Dopo C’era una volta a…Hollywood, Quentin Tarantino non si adagia sugli allori: il regista ha infatti una serie di progetti in cantiere di cui ha parlato in occasione dell’evento londinese BAFTA: A Life in Pictures mercoledì scorso.

Tarantino ha parlato del suo metodo di lavorazione svelando che con il suo ultimo film c’è stato un lasso di tempo tra la fine della stesura della sceneggiatura e l’inizio delle riprese:

Normalmente quando finisco una sceneggiatura inizio subito le riprese. Quando ho finito Hollywood non ero pronto a partire. E uno dei motivi è che ero così avvolto dal desiderio di scrivere.

Così finito C’era una volta a Hollywood, l’ho messo da parte, poi ho scritto un’opera teatrale.

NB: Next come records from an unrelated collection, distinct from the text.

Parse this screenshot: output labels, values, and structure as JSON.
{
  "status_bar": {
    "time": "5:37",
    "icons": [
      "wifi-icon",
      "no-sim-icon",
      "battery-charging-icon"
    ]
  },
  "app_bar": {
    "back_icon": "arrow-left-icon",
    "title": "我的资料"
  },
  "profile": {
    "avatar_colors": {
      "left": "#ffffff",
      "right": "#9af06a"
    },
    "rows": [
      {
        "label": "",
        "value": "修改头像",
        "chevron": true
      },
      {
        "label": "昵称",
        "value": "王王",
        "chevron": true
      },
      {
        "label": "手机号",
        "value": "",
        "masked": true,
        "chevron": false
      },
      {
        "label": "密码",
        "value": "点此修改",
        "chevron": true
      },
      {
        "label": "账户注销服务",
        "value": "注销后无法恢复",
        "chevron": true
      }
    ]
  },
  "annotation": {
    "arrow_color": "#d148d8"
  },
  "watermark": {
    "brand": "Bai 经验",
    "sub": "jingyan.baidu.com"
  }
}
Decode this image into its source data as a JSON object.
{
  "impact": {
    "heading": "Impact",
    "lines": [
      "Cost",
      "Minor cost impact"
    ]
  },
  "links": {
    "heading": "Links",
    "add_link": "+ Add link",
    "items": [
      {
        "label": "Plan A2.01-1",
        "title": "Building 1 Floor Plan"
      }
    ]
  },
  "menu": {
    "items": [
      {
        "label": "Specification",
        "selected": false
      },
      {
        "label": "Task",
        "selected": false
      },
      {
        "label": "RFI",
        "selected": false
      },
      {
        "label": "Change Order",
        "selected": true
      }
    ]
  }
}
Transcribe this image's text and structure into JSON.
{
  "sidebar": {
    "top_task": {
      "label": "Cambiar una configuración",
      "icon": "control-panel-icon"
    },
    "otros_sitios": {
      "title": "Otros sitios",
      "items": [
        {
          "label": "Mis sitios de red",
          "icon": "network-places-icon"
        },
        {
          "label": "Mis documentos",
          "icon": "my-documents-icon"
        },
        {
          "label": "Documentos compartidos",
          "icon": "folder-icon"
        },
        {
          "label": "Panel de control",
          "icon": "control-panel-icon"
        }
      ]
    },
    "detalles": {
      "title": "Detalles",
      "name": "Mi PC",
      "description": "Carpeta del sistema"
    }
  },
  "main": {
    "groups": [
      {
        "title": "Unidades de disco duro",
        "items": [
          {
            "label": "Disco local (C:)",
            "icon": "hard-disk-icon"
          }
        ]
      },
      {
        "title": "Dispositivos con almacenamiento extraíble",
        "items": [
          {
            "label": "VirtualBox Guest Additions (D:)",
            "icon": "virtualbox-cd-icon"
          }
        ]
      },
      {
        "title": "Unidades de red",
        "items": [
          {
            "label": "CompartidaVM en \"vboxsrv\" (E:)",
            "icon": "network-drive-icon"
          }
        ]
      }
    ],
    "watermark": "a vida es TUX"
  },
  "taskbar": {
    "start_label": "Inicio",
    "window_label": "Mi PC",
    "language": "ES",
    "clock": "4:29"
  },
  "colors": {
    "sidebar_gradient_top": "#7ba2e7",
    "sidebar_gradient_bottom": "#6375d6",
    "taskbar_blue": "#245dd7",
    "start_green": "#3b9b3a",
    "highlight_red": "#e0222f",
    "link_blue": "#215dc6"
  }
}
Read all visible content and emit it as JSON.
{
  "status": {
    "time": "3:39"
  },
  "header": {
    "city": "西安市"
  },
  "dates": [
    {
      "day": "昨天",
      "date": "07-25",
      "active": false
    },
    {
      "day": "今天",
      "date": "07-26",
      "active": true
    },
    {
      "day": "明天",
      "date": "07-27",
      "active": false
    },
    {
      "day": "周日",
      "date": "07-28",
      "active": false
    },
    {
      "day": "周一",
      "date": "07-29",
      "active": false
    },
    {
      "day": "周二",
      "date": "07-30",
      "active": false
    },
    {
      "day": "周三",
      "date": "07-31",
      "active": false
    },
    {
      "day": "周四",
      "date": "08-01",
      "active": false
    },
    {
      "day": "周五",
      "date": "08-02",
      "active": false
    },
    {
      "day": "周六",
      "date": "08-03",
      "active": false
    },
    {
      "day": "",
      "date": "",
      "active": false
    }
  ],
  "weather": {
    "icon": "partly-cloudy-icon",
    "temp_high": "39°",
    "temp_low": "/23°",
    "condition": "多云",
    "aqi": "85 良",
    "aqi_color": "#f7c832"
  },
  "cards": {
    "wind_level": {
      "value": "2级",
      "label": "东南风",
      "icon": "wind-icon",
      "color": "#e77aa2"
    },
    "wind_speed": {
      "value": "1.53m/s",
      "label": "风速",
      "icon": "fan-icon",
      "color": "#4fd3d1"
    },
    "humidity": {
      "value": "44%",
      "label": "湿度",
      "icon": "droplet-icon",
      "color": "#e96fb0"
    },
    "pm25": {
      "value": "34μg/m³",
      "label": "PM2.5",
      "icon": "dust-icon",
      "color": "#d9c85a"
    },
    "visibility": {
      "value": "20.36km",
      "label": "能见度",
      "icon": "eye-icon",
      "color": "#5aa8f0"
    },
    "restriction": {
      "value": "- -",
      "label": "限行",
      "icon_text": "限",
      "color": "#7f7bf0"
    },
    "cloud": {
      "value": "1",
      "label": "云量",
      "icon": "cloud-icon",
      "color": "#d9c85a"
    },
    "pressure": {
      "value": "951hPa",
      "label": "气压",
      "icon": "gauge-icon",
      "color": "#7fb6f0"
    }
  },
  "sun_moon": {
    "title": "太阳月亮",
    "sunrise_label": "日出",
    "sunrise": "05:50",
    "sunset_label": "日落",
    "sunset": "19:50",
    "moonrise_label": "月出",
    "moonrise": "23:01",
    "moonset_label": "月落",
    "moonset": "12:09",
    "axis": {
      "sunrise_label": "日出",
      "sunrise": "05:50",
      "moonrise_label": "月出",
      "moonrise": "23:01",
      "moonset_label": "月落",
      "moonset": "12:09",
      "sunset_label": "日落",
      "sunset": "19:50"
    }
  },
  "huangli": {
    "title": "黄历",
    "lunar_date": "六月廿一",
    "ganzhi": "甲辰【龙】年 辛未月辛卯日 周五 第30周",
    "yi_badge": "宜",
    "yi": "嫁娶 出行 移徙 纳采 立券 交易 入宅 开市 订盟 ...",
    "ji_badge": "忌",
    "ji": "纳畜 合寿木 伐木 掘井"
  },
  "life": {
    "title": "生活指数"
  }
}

Poi una serie tv di cinque episodi e al momento sto scrivendo un libro che spero di finire in tre mesi. L’idea è che per marzo finisca il libro e poi, in teoria, toccherà e al teatro. Poi, sempre in teoria, girerò la serie tv e per allora starò già pensando a quello che farò con il decimo film.

Durante la serata il regista ha parlato dell’idea di girare sia C’era una volta a Hollywood che Bastardi senza gloria come serie televisive. “Avrei potuto scrivere una versione di Hollywood da cinque ore senza problemi e trasformarla in una miniserie di cinque ore. In realtà avevo giù tutto quel materiale e avevamo abbastanza girato da coprire quattro ore“.

Sull’idea di girare una serie tutta sua:

Il modo in cui girano le serie adesso è un’idea che è nella mia testa dagli anni ’90…specialmente qualcosa tutto scritto e diretto da me. Non so se voglio trascorrere nove mesi a fare una cosa simile, ma ho un’idea per una serie, anche se non sarebbe qualcosa di epico.